No importa que estos amigos, conocidos o desconocidos, sean pocos; porque el poeta, en su altiva soledad, reconoce
Que el hombre es noble. Nada importa que tan pocos lo sean: uno, uno tan solo basta como testigo irrefutable de la nobleza humana.
El concepto no es original, pero situado en el contexto del tema de España en la poesía de Cernuda, se presenta con grandeza. Para Cernuda, después de tanta y tan buscada indiferencia hacia España, España acaba siendo metáfora. Se puede hablar de una relación amor/odio (sólo se odia lo que se ama, o, como recuerda Cano, la imprecación violenta es otra forma de amor); pero uno y otro sentimiento están expuestos en Cernuda sin fisuras, y sin que incurra en contradicción. De no ser así, no hubiera escrito en «Elegía Española»:
Háblame, madre; y al llamarte así digo que ninguna mujer lo fue de nadie como tú lo eres mía.

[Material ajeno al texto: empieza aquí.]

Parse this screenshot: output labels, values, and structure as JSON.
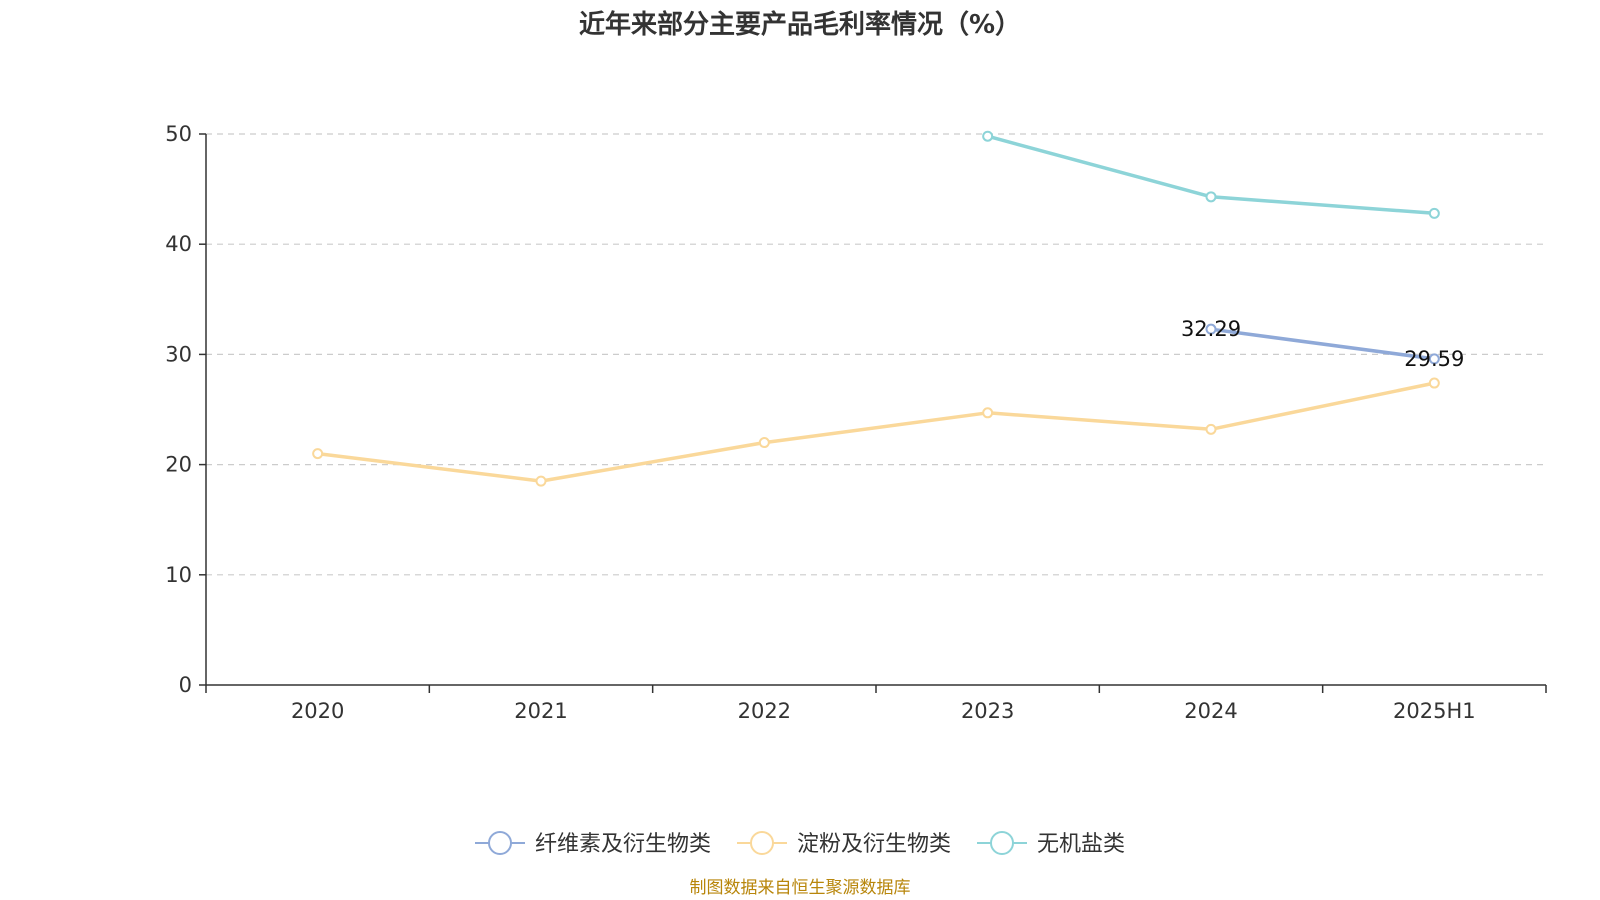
{
  "chart_data": {
    "type": "line",
    "title": "近年来部分主要产品毛利率情况（%）",
    "categories": [
      "2020",
      "2021",
      "2022",
      "2023",
      "2024",
      "2025H1"
    ],
    "ylim": [
      0,
      50
    ],
    "yticks": [
      0,
      10,
      20,
      30,
      40,
      50
    ],
    "grid": true,
    "legend_position": "bottom",
    "series": [
      {
        "name": "纤维素及衍生物类",
        "color": "#8fa9d8",
        "values": [
          null,
          null,
          null,
          null,
          32.29,
          29.59
        ],
        "data_labels": [
          "",
          "",
          "",
          "",
          "32.29",
          "29.59"
        ]
      },
      {
        "name": "淀粉及衍生物类",
        "color": "#fad89a",
        "values": [
          21.0,
          18.5,
          22.0,
          24.7,
          23.2,
          27.4
        ],
        "data_labels": [
          "",
          "",
          "",
          "",
          "",
          ""
        ]
      },
      {
        "name": "无机盐类",
        "color": "#8dd4d8",
        "values": [
          null,
          null,
          null,
          49.8,
          44.3,
          42.8
        ],
        "data_labels": [
          "",
          "",
          "",
          "",
          "",
          ""
        ]
      }
    ]
  },
  "source_note": "制图数据来自恒生聚源数据库"
}
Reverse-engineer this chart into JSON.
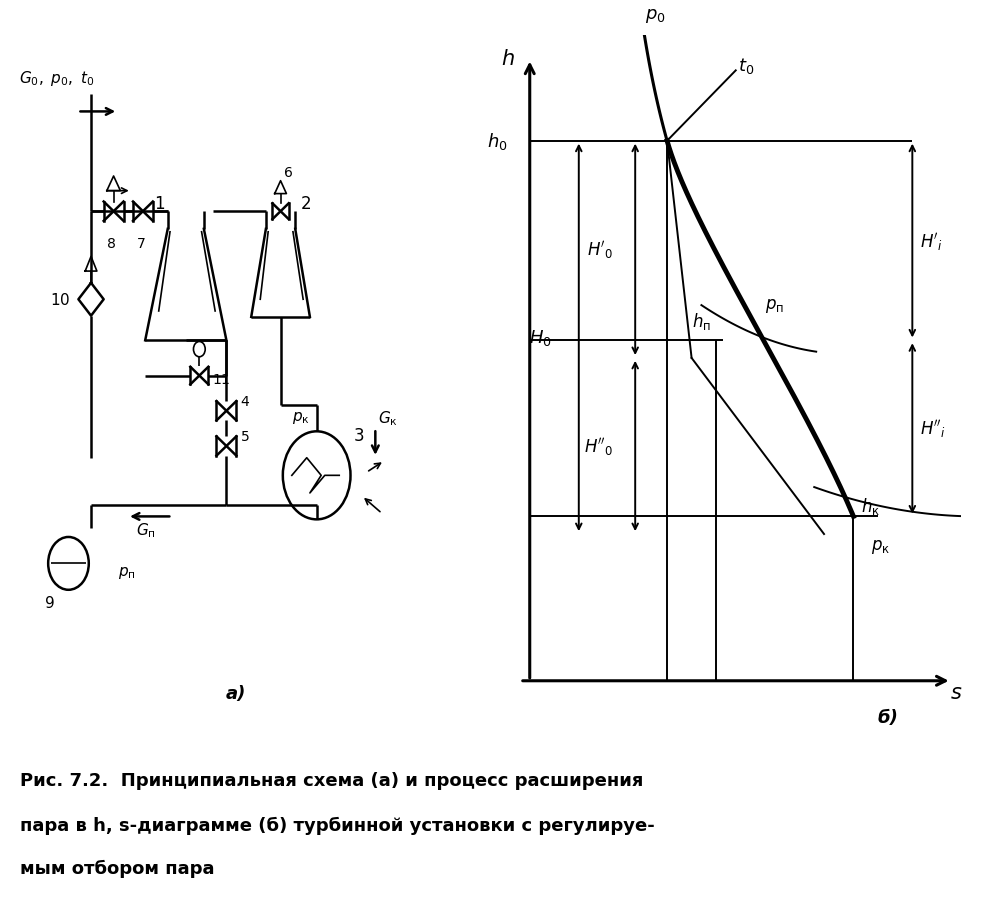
{
  "bg_color": "#ffffff",
  "label_a": "а)",
  "label_b": "б)",
  "caption_line1": "Рис. 7.2.  Принципиальная схема (а) и процесс расширения",
  "caption_line2": "пара в h, s-диаграмме (б) турбинной установки с регулируе-",
  "caption_line3": "мым отбором пара"
}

El tema de España es constante en la literatura española desde los «laúdes Hispaniae» visigóticos. Inmersa en esa corriente, una parte de la obra de Cernuda no hace otra cosa que cumplir una tradición: más dramáticamente, si cabe, a causa del alejamiento impuesto por el exilio. Resignada diatriba, a la formada indiferencia y aborrecimiento (aunque el indiferente no toma la pluma para ponerse a escribir), Cernuda, a pesar de su europeísmo, de su otra cultura aceptada y asumida, todavía está lejos de reconocer aquello que diagnosticó Jaime Gil de Biedma (ése sí, con fría indiferencia): «Del 98 para acá, la evolución del tema de España en nuestra poesía se asemeja más a la de un tópico li- o terario medieval que a la de un tópico literario moderno».